Ah, September. My favorite month. It kicks off with the Labor Day weekend, the weather hovers between blazing summer and cool autumn, the kids are back to school, and my birthday is tucked in there somewhere. Professionally, it is Life Insurance Awareness Month, which provides us with an unusually large pool of stories to report.
But before we get too deep into that, I thought we could start by looking at another life insurance celebration overseas. Insurance Week is an industry event similar to Life Insurance Awareness Month, held in India and organized by the Life Insurance Corporation of India, that country’s largest life insurer. The whole thing kicks off with LIC’s celebration of its 55th Foundation Day, so the industry event is more about this one company than anything else. Future Generali India has a similar event, which in the past garnered for itself a Guinness World Record for the longest chain of balloons – each one having been signed by somebody protected by life insurance.
Events such as these would be like if Life Insurance Awareness Month just happened to coincide with the birthday of Prudential or MetLife, which here would seem a bit strange, given how Life Insurance Awareness Month really is about an entire industry and class of financial protection more than it is about any one company. But in India, the life insurance world there is quite a bit different than it is here. For those of you who don’t follow insurance in India, it is an interesting market with some striking lessons to offer.
First and foremost, for a nation with just over a billion people and one of the fastest-growing economies in Asia, India has incredibly low insurance penetration. Last I checked, it was just not even 5 percent for life insurance, and P&C was a fraction of that. As one article I read points out, the current generation of “young India,” which is largely responsible for that country’s incredible economic surge, is also almost entirely uninsured and will soon enter what would be in the U.S. the prime age for buying life insurance. And yet, the typical problems that plague U.S. sales are intensified in India, where widespread ignorance of the benefits of life insurance and a deep mistrust of the industry make life a hard sell indeed.
Complicating matters is the nature of the industry in India itself.

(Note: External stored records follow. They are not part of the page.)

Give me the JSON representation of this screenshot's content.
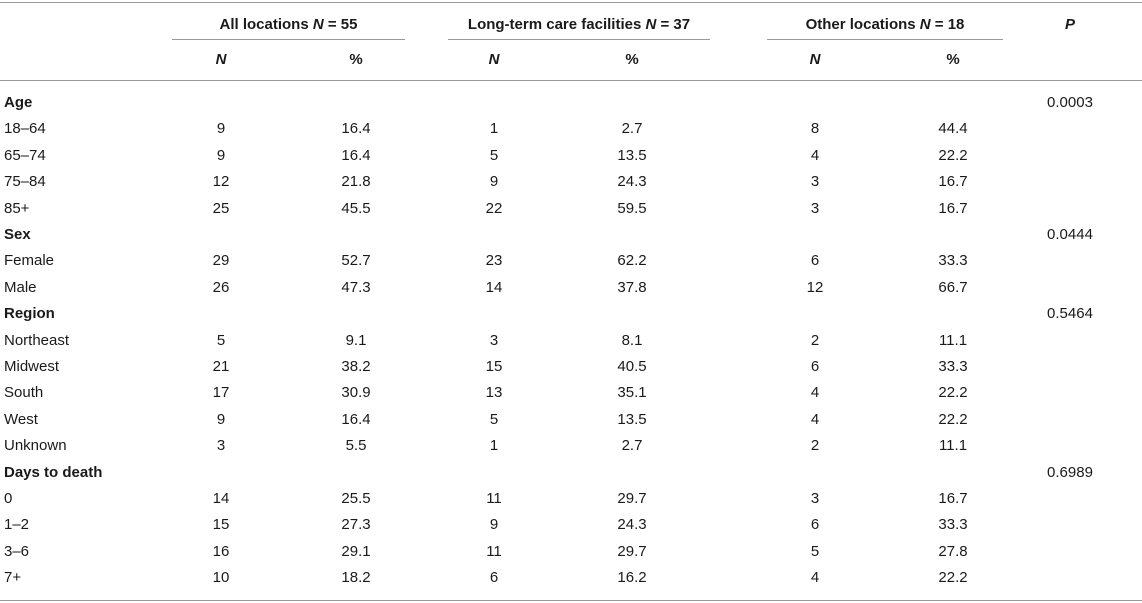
{
  "headers": {
    "group1_label": "All locations ",
    "group1_n": "N",
    "group1_eq": " = 55",
    "group2_label": "Long-term care facilities ",
    "group2_n": "N",
    "group2_eq": " = 37",
    "group3_label": "Other locations ",
    "group3_n": "N",
    "group3_eq": " = 18",
    "p": "P",
    "n": "N",
    "pct": "%"
  },
  "rows": [
    {
      "type": "section",
      "label": "Age",
      "p": "0.0003"
    },
    {
      "type": "data",
      "label": "18–64",
      "v": [
        "9",
        "16.4",
        "1",
        "2.7",
        "8",
        "44.4"
      ]
    },
    {
      "type": "data",
      "label": "65–74",
      "v": [
        "9",
        "16.4",
        "5",
        "13.5",
        "4",
        "22.2"
      ]
    },
    {
      "type": "data",
      "label": "75–84",
      "v": [
        "12",
        "21.8",
        "9",
        "24.3",
        "3",
        "16.7"
      ]
    },
    {
      "type": "data",
      "label": "85+",
      "v": [
        "25",
        "45.5",
        "22",
        "59.5",
        "3",
        "16.7"
      ]
    },
    {
      "type": "section",
      "label": "Sex",
      "p": "0.0444"
    },
    {
      "type": "data",
      "label": "Female",
      "v": [
        "29",
        "52.7",
        "23",
        "62.2",
        "6",
        "33.3"
      ]
    },
    {
      "type": "data",
      "label": "Male",
      "v": [
        "26",
        "47.3",
        "14",
        "37.8",
        "12",
        "66.7"
      ]
    },
    {
      "type": "section",
      "label": "Region",
      "p": "0.5464"
    },
    {
      "type": "data",
      "label": "Northeast",
      "v": [
        "5",
        "9.1",
        "3",
        "8.1",
        "2",
        "11.1"
      ]
    },
    {
      "type": "data",
      "label": "Midwest",
      "v": [
        "21",
        "38.2",
        "15",
        "40.5",
        "6",
        "33.3"
      ]
    },
    {
      "type": "data",
      "label": "South",
      "v": [
        "17",
        "30.9",
        "13",
        "35.1",
        "4",
        "22.2"
      ]
    },
    {
      "type": "data",
      "label": "West",
      "v": [
        "9",
        "16.4",
        "5",
        "13.5",
        "4",
        "22.2"
      ]
    },
    {
      "type": "data",
      "label": "Unknown",
      "v": [
        "3",
        "5.5",
        "1",
        "2.7",
        "2",
        "11.1"
      ]
    },
    {
      "type": "section",
      "label": "Days to death",
      "p": "0.6989"
    },
    {
      "type": "data",
      "label": "0",
      "v": [
        "14",
        "25.5",
        "11",
        "29.7",
        "3",
        "16.7"
      ]
    },
    {
      "type": "data",
      "label": "1–2",
      "v": [
        "15",
        "27.3",
        "9",
        "24.3",
        "6",
        "33.3"
      ]
    },
    {
      "type": "data",
      "label": "3–6",
      "v": [
        "16",
        "29.1",
        "11",
        "29.7",
        "5",
        "27.8"
      ]
    },
    {
      "type": "data",
      "label": "7+",
      "v": [
        "10",
        "18.2",
        "6",
        "16.2",
        "4",
        "22.2"
      ]
    }
  ]
}
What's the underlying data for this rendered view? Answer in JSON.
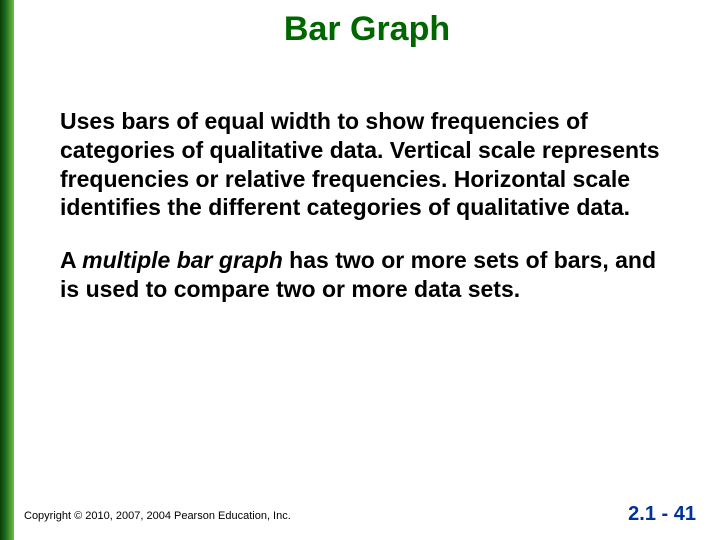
{
  "accent_bar_gradient": [
    "#0b3d0b",
    "#1d6b1d",
    "#6fbf3f"
  ],
  "title": {
    "text": "Bar Graph",
    "color": "#006600",
    "fontsize": 34
  },
  "para1": {
    "text": "Uses bars of equal width to show frequencies of categories of qualitative data. Vertical scale represents frequencies or relative frequencies. Horizontal scale identifies the different categories of qualitative data.",
    "fontsize": 23
  },
  "para2_pre": "A ",
  "para2_em": "multiple bar graph",
  "para2_post": " has two or more sets of bars, and is used to compare two or more data sets.",
  "footer": {
    "copyright": "Copyright © 2010, 2007, 2004 Pearson Education, Inc.",
    "page": "2.1 - 41",
    "page_color": "#003399"
  },
  "background_color": "#ffffff"
}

Prior to that country’s independence, there were almost 300 private life insurers operating in the country. Initially, the industry there was aimed at Europeans living in-country. when coverage was initially offered to Indians themselves, it was usually at a higher premium (that alone, I imagine, could jumpstart a serious distrust of the business.) Once the country gained independence after World War II, a series of scandals and fraud at some private insurers prompted the Indian government to nationalize the entire industry, folding all private life insurers into the mammoth Life Insurance Corporation of India. LIC maintained a monopoly on life insurance until 2000, when the Insurance Regulatory and Development Authority Act of 2000 okayed private life insurance once more, operating under the aegis of the Insurance Regulatory and Development Authority.

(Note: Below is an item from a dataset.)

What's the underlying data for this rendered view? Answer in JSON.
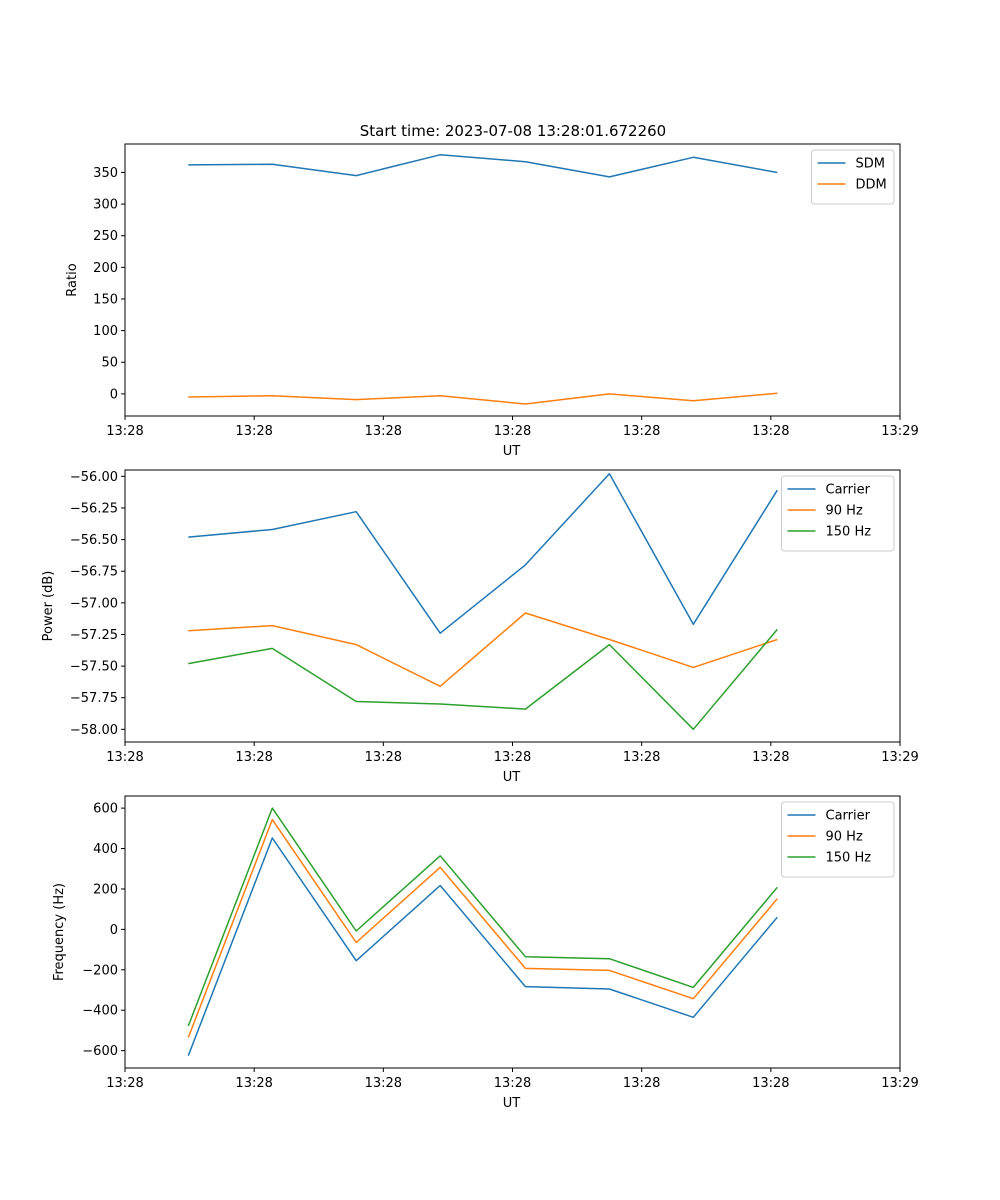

Most private life insurance in the country today is a joint operation between a global name and a domestic partner. In this manner, powerhouses such as MetLife, Prudential, Allianz, New York Life, Aviva, ING, AXA and Aegon all maintain a presence in the Indian market. But the market, as it were, is hardly a stable one.
According to a Money Guru India story published yesterday, total life insurance premium in the country has tumbled in recent months, thanks largely to IRDA’s recent rules banning the linkage of life insurance with investment-like features. It looks like that will eventually get figured out, but until then, sales of life insurance are hurting indeed. LIC is still doing alright, boasting a 62.3 percent year-to-year premium growth, but the private sector overall has experiences a 38.8 percent premium decline over the same period. Given that LIC is the 8th most trusted brand in India right now, one can see how, without the added investment incentive to blend into its products, the private sector really is behind the eightball in a country where there would seem to be incredible market opportunities.
And while private companies are trying to revamp their product offerings and distribution models (sound familiar?) one cannot shake the feeling that until the massive shadow of LIC is no longer keeping its thumb on private enterprise, the life industry in India will never really take off. That is a shame, too. Take a look at any MDRT meeting, and you’ll see that Indian attendance is sharply on the rise; clearly this is a nation that has developed acumen for developing its own insurance market, with a vastly underinsured populace to serve. (One that, frankly, makes our own underinsurance problem seem trivial in comparison.) How great it would be if the Indian government could find the courage to break up LIC, or to do something that lessens the state’s grasp on a nascent private insurance sector. When I was still working for the Risk and Insurance Management Society, I used to get a lot of requests from Indian companies on risk management because nobody over there knew anything about it. The state control of risk and insurance had essentially turned that part of business into a function of government bureaucracy. I have to believe that a similar effect is occurring in the life world, when the former state monopoly still controls about 70% of the market.
India has been one of the great economic success stories in recent years, and all this while still clinging to some pretty outmoded business models. Just imagine what could be done – and what U.S. companies could be doing – if only India really embraced a full free market. LIC may very well be a fantastic company with great products and great people. But given the shadow it casts over struggling private competitors who are forced to duke it out over a market base of only some 40 million people, one wonders if the LIC is doing India more harm than good. I suspect that it is.